I turned around and headed back to the tent. I was taking the journals. If I had established one rule in my ongoing mission or adventure or observation or documentation or whatever I am doing with this story it was this: when an opportunity help or learn more arises, and they always do, you must ACT RIGHT THEN. You cannot wait for tomorrow when you've mustered courage or better reflected or developed a strategy. ACT RIGHT NOW. I'd blown so many incredible opportunities the past year by not sensing the moment to care or learn and I was done with that feckless approach.

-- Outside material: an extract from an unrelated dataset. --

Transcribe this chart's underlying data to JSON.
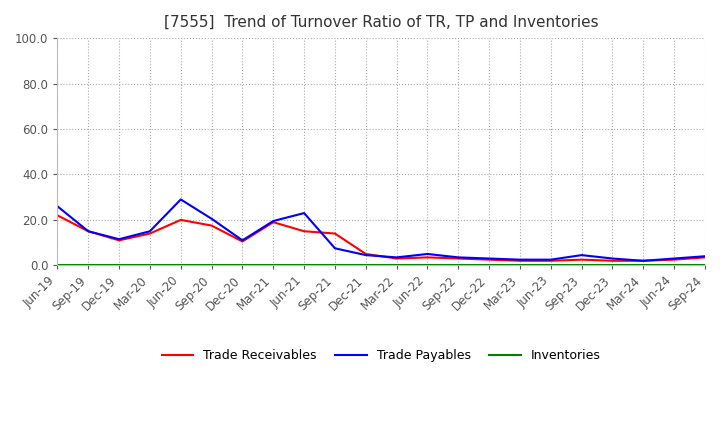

Move! Got to move! I walked up to the tent. I looked around. No one was in sight. I found an oak branch on the ground, one with a kind of claw at the end. I extend the claw into into the tent. I grabbed the edge of both journals. I yanked the claw toward me with all my might and the journals flew into my hands in almost balletic fashion. (I'm not making this up.) I cradled them under my arm like a football and headed back toward the Rhododendron Garden. I had never stepped inside the tent.
Was I a thief? I'd wrestle it with that question later. Perhaps I'd saved a masterpiece of a memoir, illustrations, comics, a fantasy novel, a collection of Bukowski-like tales of depravity or something totally new to American literature because what was going in was totally new in American history.
As I walked, I noticed the journals were damp. I wanted to read them right along the golf course but I forced myself to wait.
Just a peek. I stopped. I thumbed the Dickens ledger. Nothing! Nothing except a first name and a phone number on the inside front cover.
I opened the pink journal. I scanned its pages and found mostly blank pages, but also stray words, a list and doodles in different colored ink written/drawn in a scratchy script that to me felt like a female's. One the very last page was a page of prose written in orange and pink ink. At first glance, I couldn't read it.
Why write on the last page of a journal before filling the rest of it? Over my long career as an English teacher who required students to keep journals, I had come across a few writers who inexplicably skipped pages and jumped around, but the one I now held was the most extreme in this oddity.
I hustled to the car and drove to my favorite dive bar to better scrutinize the journals. Since there was only one page of prose, I doubted any chance for discovering a major literary revelation, but then again the Gettysburg Address is only 272 words and Shakespeare's “Sonnet 18” is a mere 14 lines.